Foam Roll Hip Thrust
The Foam Roll Hip Thrust is a bodyweight glute exercise that involves performing a hip bridge with your upper back resting on a foam roller. This variation targets the glutes and hamstrings while challenging core stability due to the roller's tendency to shift.
Iridium treats this movement as a low-fatigue accessory, using it to accumulate glute volume without risking your Maximum Recoverable Volume.

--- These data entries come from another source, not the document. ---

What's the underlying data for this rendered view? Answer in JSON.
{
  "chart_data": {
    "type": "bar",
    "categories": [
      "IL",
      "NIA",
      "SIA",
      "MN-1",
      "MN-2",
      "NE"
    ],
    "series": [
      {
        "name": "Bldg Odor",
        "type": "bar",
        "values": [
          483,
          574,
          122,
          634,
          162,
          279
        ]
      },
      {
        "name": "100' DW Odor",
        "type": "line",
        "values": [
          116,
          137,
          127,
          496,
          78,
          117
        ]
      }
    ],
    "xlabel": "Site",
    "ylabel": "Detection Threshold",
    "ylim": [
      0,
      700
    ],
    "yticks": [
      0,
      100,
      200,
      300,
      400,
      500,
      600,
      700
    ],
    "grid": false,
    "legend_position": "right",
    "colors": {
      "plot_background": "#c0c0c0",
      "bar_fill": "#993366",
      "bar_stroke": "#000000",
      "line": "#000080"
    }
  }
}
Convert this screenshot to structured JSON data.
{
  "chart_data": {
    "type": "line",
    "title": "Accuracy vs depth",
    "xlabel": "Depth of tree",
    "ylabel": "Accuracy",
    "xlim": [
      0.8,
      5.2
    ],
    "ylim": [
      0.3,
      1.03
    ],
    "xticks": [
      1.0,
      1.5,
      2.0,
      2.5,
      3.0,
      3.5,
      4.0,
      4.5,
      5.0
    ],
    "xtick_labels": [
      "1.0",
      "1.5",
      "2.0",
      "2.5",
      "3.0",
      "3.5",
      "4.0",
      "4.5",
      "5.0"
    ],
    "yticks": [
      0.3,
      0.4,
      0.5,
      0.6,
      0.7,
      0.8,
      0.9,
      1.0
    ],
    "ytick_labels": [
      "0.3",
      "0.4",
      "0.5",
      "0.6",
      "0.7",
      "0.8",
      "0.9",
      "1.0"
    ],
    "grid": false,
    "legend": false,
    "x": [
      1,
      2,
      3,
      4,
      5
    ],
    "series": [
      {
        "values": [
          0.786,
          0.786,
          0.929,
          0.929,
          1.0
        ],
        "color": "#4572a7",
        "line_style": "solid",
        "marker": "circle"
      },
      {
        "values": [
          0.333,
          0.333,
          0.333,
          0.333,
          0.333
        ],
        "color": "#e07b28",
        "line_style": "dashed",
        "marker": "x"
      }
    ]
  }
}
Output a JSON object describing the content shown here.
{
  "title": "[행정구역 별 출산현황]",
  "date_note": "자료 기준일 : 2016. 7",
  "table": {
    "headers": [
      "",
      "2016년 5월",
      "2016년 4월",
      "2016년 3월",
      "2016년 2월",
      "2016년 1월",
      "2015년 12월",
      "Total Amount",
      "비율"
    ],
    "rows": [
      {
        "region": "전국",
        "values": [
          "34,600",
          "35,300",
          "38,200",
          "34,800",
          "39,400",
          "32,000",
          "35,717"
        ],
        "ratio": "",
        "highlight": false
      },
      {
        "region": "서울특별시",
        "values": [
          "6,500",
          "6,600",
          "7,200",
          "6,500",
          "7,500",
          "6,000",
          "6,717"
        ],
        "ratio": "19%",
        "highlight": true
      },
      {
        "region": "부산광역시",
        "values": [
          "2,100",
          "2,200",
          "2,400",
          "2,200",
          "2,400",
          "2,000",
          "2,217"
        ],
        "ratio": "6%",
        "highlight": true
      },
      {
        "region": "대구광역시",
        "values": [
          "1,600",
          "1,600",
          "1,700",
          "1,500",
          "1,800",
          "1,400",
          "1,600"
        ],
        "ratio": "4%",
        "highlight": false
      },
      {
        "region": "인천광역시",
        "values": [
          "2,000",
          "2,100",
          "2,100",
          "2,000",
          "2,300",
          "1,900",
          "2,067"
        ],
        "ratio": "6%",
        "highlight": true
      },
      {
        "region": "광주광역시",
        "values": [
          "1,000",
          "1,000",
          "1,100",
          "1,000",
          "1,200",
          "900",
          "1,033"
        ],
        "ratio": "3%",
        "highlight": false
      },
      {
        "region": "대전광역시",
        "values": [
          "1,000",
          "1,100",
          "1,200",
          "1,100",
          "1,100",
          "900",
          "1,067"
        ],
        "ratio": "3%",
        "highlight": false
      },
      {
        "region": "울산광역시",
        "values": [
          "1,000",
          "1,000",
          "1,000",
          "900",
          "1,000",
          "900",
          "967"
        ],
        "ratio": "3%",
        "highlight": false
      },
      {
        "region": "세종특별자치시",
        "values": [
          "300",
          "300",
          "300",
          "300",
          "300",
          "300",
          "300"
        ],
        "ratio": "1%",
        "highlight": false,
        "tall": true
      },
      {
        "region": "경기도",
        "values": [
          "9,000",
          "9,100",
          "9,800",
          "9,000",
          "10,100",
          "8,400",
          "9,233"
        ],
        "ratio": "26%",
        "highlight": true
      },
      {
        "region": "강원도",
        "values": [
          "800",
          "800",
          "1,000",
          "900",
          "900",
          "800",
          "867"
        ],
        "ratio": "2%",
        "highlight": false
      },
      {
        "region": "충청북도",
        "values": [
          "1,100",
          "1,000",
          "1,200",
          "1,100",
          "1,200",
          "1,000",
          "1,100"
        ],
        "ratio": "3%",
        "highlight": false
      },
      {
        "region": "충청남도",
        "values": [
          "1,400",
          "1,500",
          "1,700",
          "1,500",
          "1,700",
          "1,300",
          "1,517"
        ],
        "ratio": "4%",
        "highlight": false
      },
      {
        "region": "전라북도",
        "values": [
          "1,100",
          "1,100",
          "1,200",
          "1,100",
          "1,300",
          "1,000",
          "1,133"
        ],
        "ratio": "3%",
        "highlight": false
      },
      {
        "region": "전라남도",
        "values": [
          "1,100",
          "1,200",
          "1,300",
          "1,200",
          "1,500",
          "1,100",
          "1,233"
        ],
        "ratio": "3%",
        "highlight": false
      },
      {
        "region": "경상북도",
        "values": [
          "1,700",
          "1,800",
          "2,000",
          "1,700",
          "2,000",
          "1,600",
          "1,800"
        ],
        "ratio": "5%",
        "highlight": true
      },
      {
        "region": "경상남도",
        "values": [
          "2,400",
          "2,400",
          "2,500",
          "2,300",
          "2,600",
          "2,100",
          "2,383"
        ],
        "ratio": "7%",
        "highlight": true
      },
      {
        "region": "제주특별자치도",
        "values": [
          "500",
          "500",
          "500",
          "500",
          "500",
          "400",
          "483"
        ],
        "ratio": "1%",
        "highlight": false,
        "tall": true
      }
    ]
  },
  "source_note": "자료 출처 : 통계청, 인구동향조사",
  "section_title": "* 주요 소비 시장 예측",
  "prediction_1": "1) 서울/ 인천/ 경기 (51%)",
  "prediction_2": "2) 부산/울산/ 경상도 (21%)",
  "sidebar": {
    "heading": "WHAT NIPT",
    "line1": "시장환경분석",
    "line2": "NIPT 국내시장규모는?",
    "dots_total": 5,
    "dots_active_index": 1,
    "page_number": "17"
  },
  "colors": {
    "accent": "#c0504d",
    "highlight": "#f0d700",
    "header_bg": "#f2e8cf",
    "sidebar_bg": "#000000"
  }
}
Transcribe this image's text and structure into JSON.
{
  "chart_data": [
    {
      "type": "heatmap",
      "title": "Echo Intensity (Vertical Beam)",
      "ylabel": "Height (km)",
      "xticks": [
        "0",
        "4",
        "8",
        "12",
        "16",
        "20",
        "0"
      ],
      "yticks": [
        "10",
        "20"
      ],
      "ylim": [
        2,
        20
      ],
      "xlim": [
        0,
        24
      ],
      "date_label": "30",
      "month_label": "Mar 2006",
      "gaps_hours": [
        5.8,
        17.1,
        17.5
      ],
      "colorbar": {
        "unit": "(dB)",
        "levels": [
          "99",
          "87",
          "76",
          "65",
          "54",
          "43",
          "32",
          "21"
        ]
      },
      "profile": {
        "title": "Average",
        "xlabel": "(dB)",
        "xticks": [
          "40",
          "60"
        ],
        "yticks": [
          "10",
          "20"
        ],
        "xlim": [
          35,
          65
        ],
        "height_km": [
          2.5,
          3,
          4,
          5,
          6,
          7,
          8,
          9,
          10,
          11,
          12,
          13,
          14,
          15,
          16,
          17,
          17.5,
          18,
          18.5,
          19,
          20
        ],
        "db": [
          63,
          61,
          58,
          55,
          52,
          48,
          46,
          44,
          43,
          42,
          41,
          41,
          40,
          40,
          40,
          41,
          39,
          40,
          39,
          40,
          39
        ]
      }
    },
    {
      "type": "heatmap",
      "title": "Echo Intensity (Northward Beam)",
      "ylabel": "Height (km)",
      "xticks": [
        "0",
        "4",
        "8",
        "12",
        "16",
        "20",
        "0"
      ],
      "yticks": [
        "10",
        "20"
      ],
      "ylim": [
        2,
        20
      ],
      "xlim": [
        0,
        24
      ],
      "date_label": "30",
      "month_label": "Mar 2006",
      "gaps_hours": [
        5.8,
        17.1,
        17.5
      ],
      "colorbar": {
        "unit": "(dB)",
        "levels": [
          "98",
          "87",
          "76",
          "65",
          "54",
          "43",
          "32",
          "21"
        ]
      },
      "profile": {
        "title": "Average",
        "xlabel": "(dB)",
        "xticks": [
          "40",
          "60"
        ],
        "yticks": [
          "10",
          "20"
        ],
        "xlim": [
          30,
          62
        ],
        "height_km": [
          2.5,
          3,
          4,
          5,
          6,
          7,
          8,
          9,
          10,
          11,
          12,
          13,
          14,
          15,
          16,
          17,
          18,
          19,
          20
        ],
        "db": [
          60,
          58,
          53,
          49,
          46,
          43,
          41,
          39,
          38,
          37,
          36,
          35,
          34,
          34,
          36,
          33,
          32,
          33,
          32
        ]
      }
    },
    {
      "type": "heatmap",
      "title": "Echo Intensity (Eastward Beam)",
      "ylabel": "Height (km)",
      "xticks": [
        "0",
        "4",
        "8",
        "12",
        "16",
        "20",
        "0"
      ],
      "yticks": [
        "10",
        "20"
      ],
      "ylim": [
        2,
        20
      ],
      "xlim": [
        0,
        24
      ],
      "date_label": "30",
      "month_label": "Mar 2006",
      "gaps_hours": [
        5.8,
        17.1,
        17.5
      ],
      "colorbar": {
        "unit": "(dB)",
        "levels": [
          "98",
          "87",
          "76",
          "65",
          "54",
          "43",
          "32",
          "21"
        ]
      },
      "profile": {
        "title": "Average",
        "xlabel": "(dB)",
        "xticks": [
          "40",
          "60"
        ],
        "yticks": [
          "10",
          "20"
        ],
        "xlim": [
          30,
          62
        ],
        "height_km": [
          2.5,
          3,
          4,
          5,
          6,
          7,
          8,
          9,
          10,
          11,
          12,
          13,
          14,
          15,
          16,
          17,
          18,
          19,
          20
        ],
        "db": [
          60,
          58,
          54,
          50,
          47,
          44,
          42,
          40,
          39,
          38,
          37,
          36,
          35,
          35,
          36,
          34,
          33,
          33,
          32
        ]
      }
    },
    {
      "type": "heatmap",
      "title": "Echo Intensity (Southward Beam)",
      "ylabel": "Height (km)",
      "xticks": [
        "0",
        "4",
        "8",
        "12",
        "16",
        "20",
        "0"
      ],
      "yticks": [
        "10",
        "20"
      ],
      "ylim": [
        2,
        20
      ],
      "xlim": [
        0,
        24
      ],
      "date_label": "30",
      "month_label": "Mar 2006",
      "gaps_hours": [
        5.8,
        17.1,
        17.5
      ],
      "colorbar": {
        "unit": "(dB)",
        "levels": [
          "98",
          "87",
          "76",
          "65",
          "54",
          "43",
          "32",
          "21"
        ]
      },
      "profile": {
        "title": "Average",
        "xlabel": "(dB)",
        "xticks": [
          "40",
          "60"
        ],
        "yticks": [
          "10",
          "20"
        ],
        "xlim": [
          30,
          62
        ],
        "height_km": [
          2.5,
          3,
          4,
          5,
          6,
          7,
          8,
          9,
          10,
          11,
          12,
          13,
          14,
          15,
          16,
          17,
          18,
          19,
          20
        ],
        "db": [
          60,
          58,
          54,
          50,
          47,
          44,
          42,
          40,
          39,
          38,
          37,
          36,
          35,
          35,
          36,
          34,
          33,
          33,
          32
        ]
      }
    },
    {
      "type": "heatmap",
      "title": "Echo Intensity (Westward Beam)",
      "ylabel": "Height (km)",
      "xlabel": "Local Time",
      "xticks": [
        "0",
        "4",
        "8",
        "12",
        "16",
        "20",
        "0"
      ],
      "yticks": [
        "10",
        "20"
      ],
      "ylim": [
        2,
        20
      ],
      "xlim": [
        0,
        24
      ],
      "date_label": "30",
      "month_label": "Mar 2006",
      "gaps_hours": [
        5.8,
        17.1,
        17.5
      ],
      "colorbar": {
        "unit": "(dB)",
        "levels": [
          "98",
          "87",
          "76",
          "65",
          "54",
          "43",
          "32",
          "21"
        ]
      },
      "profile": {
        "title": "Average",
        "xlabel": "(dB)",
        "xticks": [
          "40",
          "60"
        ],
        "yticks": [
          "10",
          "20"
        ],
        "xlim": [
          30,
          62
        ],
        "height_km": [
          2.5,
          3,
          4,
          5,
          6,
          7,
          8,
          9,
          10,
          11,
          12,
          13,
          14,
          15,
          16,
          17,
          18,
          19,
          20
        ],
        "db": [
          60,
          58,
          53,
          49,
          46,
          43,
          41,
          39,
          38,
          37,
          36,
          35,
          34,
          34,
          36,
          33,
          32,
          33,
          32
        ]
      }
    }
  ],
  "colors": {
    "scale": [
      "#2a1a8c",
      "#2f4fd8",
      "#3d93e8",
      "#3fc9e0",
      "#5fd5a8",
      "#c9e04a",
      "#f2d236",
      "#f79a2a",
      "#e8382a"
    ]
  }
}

If your 7-day workout history shows recent heavy loading, the AI selects this lighter bodyweight variation to maintain muscle stimulation while managing total systemic fatigue.
Form Cues
- Position the roller just below your shoulder blades
- Drive through your heels to lift hips
- Tuck your chin slightly toward your chest
- Squeeze your glutes hard at the top
- Keep your core braced to stabilize the roller
- Don't let your lower back arch excessively
- Don't allow the roller to slide backward
- Don't push through your toes
- Don't let your knees cave inward
- Don't swing your hips up with momentum
Common Mistakes
- Hyperextending the lumbar spine
- Placing feet too far forward
- Using momentum instead of glute strength
- Letting the foam roller slide out
- Failing to reach full hip extension
Muscles Worked
This exercise primarily targets the gluteus maximus to drive hip extension, with the foam roller adding a component of instability that forces greater core engagement. The hamstrings act as secondary movers, assisting the glutes in lifting the hips, while the abdominals work to prevent the roller from moving.